Insurge-se o executado/apelante contra a sentença recorrida, por considerar - se bem se entende a argumentação aduzida - que, após ter sido julgado nulo o contrato de mútuo, não se poderia ter ordenado o prosseguimento da execução, devendo esta, ao invés, ser indeferida por falta de título executivo.

Vejamos,

Como resulta do nº 1 do artigo 45º do Código de Processo Civil, toda a execução tem por base um título, pelo qual se determinam o fim e os limites da execução.

O título executivo pode ser definido como o documento donde resulta a exequibilidade de uma pretensão e, por conseguinte, a possibilidade da realização coactiva da correspondente prestação através de uma acção executiva. Tem, por isso, uma função constitutiva, na medida em que atribui exequibilidade a uma pretensão, possibilitando que a correspondente prestação seja realizada coactivamente.

            O título executivo, para além de uma função delimitadora e uma função probatória, exerce também uma função constitutiva, dado que atribui exequibilidade a uma pretensão, permitindo que a correspondente prestação seja realizada através de medidas coactivas impostas ao executado pelo tribunal.

            A acção executiva visa, pois, a realização coactiva de uma prestação ou de um seu equivalente pecuniário.

  A exequibilidade da pretensão, na qual se contém a faculdade de exigir a prestação, e, portanto, a possibilidade de realização coactiva desta prestação, deve resultar do título, devendo esta incorporar o direito do credor de obter a satisfação efectiva do seu direito à prestação.

Nos casos em que o documento que serve de suporte ao accionamento executivo não incorpora a faculdade de exigir o cumprimento de uma prestação, o título correspondente é extrinsecamente inexequível.

Por outro lado, a exequibilidade intrínseca diz respeito à obrigação exequenda e às suas características materiais. Esta obrigação tem, desde logo, de subsistir no momento da execução: se tiver sido atingida por qualquer facto impeditivo, modificativo ou extintivo que possa ser alegado pelo executado, a sua exequibilidade intrínseca tem-se por excluída.

A inexequibilidade extrínseca - do título - e intrínseca - da obrigação exequenda - constituem idóneo fundamento de oposição à execução. 

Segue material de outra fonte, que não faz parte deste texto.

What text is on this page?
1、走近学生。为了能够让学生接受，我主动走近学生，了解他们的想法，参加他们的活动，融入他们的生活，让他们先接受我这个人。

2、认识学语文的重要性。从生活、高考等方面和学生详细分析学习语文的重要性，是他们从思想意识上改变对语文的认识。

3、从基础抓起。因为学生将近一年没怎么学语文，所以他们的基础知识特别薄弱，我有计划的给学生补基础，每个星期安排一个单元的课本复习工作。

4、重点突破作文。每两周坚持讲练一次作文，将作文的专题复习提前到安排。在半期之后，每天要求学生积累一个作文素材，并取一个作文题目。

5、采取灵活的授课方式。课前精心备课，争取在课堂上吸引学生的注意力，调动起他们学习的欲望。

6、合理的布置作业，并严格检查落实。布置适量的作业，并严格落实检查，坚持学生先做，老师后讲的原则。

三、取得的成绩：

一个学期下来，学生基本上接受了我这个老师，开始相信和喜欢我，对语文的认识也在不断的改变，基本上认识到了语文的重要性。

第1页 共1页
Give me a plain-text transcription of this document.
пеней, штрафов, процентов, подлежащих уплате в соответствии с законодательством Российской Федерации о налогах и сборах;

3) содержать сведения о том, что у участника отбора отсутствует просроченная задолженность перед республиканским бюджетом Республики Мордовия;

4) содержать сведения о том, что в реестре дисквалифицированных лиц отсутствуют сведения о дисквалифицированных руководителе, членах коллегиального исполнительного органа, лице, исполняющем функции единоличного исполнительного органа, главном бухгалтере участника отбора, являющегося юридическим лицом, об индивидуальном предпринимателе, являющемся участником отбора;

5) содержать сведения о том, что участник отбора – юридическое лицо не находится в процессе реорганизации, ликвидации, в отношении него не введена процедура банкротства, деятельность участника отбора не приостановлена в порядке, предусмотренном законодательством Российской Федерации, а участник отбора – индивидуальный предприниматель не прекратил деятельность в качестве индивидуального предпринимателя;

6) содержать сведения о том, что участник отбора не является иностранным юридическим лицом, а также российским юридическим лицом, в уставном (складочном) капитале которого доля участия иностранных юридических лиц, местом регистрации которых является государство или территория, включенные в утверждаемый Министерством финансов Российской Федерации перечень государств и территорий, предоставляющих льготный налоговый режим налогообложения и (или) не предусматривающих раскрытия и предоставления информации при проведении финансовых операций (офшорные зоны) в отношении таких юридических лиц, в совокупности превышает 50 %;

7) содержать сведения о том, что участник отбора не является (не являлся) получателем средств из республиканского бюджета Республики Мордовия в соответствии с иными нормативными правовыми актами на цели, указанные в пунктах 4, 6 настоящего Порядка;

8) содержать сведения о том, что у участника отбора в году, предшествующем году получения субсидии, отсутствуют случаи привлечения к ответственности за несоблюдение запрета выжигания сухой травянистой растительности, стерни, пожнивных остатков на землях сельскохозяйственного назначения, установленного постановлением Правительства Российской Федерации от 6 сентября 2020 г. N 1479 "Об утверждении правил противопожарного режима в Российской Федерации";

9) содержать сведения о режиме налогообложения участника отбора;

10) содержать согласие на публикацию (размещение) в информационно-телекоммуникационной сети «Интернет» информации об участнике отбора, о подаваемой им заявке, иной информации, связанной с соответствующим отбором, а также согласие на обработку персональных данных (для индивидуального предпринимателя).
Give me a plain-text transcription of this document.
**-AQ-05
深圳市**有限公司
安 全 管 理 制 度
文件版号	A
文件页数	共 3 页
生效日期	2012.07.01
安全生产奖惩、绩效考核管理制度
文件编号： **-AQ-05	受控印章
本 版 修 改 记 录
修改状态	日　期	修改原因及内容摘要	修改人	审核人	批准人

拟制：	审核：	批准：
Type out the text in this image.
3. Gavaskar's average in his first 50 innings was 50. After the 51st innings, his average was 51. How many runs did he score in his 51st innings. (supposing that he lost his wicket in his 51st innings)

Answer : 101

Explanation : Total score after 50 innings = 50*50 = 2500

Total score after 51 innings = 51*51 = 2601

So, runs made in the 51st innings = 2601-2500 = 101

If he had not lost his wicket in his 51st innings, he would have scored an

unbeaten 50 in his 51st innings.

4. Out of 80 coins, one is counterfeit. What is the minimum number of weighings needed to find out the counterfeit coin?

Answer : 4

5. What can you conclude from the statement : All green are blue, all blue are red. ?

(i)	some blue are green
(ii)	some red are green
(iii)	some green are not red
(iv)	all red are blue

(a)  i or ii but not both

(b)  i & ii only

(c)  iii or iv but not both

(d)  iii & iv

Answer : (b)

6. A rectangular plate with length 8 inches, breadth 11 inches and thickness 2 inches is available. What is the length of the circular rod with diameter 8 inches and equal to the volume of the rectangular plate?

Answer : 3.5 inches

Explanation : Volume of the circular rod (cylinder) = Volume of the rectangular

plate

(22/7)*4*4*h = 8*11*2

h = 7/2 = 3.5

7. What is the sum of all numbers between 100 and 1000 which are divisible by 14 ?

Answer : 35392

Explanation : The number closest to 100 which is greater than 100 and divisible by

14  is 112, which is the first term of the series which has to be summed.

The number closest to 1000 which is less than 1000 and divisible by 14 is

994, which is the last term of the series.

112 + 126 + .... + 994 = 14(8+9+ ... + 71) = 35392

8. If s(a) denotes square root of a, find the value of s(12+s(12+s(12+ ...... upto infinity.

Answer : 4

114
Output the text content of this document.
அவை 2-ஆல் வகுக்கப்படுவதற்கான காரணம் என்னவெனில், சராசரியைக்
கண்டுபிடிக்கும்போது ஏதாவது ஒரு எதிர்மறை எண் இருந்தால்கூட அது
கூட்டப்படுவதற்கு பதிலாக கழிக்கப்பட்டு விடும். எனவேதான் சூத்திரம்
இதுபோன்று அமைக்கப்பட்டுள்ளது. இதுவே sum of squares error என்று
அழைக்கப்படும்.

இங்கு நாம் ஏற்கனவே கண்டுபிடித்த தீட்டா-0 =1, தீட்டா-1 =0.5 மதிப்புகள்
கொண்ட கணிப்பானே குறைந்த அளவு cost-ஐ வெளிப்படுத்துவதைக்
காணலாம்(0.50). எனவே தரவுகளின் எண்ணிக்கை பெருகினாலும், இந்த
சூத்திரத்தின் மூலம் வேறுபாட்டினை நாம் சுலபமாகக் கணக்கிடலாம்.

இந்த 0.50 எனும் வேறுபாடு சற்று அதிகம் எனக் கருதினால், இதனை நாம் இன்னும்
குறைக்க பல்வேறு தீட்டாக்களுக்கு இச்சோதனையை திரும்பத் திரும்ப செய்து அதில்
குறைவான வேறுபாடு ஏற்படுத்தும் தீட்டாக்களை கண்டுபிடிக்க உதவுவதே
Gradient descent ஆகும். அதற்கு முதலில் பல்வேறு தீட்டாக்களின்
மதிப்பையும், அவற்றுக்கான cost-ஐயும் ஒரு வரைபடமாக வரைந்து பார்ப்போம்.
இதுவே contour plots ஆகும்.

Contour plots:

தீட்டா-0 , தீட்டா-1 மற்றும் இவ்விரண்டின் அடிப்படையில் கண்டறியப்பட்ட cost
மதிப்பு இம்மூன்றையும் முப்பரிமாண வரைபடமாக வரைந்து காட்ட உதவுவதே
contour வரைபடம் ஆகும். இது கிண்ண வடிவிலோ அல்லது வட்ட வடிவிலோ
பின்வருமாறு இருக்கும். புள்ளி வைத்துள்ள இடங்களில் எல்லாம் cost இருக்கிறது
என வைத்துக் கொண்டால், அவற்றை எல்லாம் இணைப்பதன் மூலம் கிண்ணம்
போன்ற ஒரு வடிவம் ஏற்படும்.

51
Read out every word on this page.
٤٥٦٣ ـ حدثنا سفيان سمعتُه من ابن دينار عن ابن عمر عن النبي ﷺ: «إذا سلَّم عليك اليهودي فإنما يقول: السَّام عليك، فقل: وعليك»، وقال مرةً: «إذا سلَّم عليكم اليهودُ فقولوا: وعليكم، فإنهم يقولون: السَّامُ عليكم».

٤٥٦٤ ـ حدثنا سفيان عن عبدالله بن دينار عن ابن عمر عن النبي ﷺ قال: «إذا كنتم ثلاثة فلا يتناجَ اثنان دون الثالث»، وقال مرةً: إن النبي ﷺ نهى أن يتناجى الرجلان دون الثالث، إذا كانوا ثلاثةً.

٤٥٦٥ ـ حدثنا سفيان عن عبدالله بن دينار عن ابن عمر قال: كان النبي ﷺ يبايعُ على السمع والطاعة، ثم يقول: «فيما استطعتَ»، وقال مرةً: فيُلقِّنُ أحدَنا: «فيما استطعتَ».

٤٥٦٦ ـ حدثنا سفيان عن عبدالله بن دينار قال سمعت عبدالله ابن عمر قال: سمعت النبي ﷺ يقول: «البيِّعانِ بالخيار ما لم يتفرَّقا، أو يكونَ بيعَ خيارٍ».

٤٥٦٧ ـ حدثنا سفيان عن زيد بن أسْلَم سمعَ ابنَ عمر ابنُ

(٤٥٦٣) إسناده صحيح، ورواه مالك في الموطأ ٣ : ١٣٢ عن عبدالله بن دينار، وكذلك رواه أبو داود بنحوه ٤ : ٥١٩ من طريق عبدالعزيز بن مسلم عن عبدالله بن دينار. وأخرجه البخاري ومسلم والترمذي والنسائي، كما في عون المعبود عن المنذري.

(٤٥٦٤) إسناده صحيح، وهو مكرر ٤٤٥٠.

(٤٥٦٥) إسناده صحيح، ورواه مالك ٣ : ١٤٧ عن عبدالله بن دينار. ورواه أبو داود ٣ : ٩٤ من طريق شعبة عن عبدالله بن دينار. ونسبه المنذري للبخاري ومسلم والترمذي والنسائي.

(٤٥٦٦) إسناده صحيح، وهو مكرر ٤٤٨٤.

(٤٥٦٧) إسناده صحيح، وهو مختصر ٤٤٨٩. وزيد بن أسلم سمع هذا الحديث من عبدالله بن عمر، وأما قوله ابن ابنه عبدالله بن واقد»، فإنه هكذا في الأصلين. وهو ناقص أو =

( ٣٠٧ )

                        Mas, como é sabido, na acção executiva, a causa de pedir consiste no facto jurídico fonte da obrigação accionada, não sendo o título (executivo) ou documento mais do que especial condição (probatória, necessária e suficiente) da possibilidade de recurso imediato a esta espécie de acção, enquanto base da presunção da existência do correspondente direito – v. a este propósito Ac. STJ de 27.09.2001 (Pº 01B2089), acessível em www.dgsi.pt.

A causa de pedir não é, assim, o documento que corporiza o título executivo, mas antes a relação substantiva que está na base da sua emissão.

Estabelece o artigo 46º do Código Civil a regra da tipicidade, ao dispor que à execução apenas podem servir de base os títulos ali enumerados.

De entre os vários títulos previstos no citado normativo, interessa para o caso em análise o mencionado na alínea c), ou seja, os documentos particulares, assinados pelo devedor, que importem constituição ou reconhecimento de obrigações pecuniárias, cujo montante seja determinado ou determinável por simples cálculo aritmético de acordo com as cláusulas dele constante, ou de obrigação de entrega de coisa ou de prestação de facto.

In casu, o cheque dado à execução, no valor de € 206.215,00, e do qual consta como data de emissão, 30.04.2007, por não ter sido apresentado a pagamento na entidade bancária, perdeu e sua natureza cambiária.

Ainda que não valendo o cheque como título cambiário, o mesmo pode consubstanciar um documento particular previsto na alínea c) do artigo 46º do Código de Processo Civil.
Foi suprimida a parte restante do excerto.